The Fabulous Baker Boys (1989)
Real-life brothers Jeff and Beau Bridges play two fictionalized jazz performers living in Seattle, Jack and Frank Baker. The pianists are trying to make ends meet and decide to hire a singer, Susie Diamond, played by Michelle Pfeiffer, to revitalize their careers. The film is more of the screwball romantic comedy type but is worth revisiting. While the movie consists largely of covers that the band performs, it speaks to the art of performance in this area, addressing the conflicting views members of a band may have on what direction they want to do, evidenced by Frank, who wants to perform crowd-pleasers while Jack wants to perform jazz standards that both of them would enjoy. The film may not focus on a classical composer from the history of music but instead offers music as a story-device and setting for melodrama that is charming if you go in with those expectations.
A Song to Remember (1945)
The life of Polish composer Frederic Chopin is portrayed in this 1945 film by Charles Vidor. It was nominated for a number of Academy Awards at the time, including Best Actor for Cornel Wilde in the titular role, along with a variety of musical nominations. Some of the accounts in the film may not be historically correct (notice a trend here?), the melodrama is not necessarily enticing for everyone, but the music and story beats of Chopin’s life are explored in an interesting way in this early Hollywood entry.
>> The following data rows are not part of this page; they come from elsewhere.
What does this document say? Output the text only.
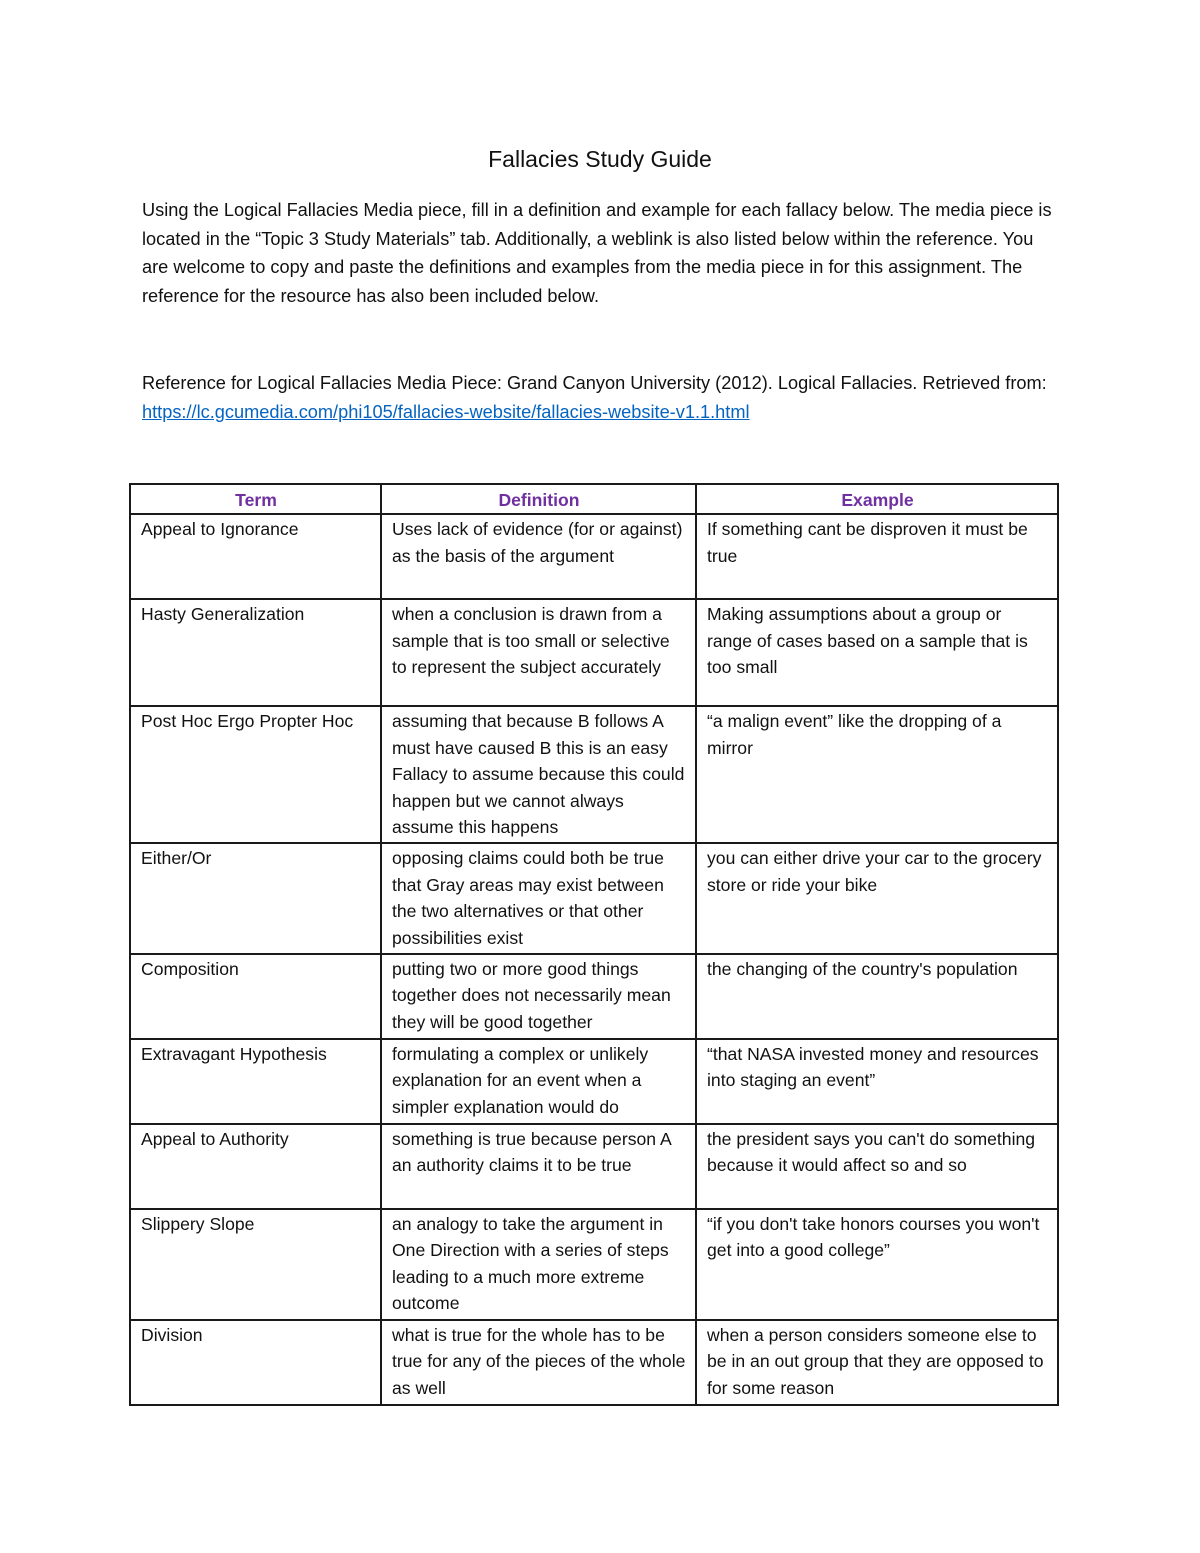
Fallacies Study Guide

Using the Logical Fallacies Media piece, fill in a definition and example for each fallacy below. The media piece is located in the “Topic 3 Study Materials” tab. Additionally, a weblink is also listed below within the reference. You are welcome to copy and paste the definitions and examples from the media piece in for this assignment. The reference for the resource has also been included below.

Reference for Logical Fallacies Media Piece: Grand Canyon University (2012). Logical Fallacies. Retrieved from: https://lc.gcumedia.com/phi105/fallacies-website/fallacies-website-v1.1.html

Term	Definition	Example
Appeal to Ignorance	Uses lack of evidence (for or against) as the basis of the argument	If something cant be disproven it must be true
Hasty Generalization	when a conclusion is drawn from a sample that is too small or selective to represent the subject accurately	Making assumptions about a group or range of cases based on a sample that is too small
Post Hoc Ergo Propter Hoc	assuming that because B follows A must have caused B this is an easy Fallacy to assume because this could happen but we cannot always assume this happens	“a malign event” like the dropping of a mirror
Either/Or	opposing claims could both be true that Gray areas may exist between the two alternatives or that other possibilities exist	you can either drive your car to the grocery store or ride your bike
Composition	putting two or more good things together does not necessarily mean they will be good together	the changing of the country's population
Extravagant Hypothesis	formulating a complex or unlikely explanation for an event when a simpler explanation would do	“that NASA invested money and resources into staging an event”
Appeal to Authority	something is true because person A an authority claims it to be true	the president says you can't do something because it would affect so and so
Slippery Slope	an analogy to take the argument in One Direction with a series of steps leading to a much more extreme outcome	“if you don't take honors courses you won't get into a good college”
Division	what is true for the whole has to be true for any of the pieces of the whole as well	when a person considers someone else to be in an out group that they are opposed to for some reason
The big moment worth watching in the film is near the end when Chopin begins hemorrhaging as he performs “Polonaise” for the very first time, some exquisite piano-playing on display.
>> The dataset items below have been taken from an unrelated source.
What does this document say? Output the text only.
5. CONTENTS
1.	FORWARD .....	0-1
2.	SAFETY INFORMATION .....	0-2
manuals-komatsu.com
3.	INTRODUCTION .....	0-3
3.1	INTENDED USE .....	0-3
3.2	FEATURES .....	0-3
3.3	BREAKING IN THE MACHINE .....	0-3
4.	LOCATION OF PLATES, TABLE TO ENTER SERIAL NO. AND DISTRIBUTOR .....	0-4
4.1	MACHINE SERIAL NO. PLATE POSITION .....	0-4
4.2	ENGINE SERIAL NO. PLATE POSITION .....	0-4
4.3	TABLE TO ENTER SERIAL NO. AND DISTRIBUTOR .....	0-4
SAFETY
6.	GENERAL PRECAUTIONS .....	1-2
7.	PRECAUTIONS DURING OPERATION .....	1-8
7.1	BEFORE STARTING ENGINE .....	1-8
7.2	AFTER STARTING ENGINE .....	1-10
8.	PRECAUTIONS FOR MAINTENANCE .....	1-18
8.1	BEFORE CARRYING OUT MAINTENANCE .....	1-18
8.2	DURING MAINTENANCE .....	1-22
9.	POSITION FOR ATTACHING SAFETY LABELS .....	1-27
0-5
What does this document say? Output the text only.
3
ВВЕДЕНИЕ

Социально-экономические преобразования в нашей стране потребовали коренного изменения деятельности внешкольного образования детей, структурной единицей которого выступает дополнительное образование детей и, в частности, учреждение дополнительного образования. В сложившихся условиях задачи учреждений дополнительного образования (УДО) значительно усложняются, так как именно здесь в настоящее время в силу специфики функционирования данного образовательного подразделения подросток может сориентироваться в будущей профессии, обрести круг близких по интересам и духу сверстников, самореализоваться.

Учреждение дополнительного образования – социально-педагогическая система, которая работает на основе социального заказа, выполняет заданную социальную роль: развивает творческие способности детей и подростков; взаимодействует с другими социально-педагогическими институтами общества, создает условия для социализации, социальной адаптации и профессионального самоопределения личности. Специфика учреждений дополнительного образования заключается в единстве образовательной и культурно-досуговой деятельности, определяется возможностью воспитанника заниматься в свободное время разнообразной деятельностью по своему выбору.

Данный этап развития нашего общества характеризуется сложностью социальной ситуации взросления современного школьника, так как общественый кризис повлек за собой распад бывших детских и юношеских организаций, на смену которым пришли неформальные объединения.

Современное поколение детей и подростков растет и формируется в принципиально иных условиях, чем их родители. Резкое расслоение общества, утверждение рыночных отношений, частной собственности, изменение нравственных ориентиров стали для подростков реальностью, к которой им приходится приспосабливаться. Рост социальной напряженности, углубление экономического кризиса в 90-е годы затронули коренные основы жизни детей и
Thelonious Monk: Straight, No Chaser (1988)
We’ll close out with a documentary on one of the most important Jazz pianists of the 20th Century, Thelonious Monk. This 1988 documentary explores the music of the composer, making use of some incredible performance footage of the musician. It also makes it clear that Monk always intended for his music to speak for itself and doesn’t provide any clues to what any of it may have been intended to be about. Amongst rehearsal and performance footage are interviews with his friends, family and fellow musicians, who discuss some of the obstacles and ideas that Monk faced during his life. But it’s the performance footage that really makes this movie captivating, shot in crisp black & white, of Monk on the road, in concert, performing the music that he will continue to be known for.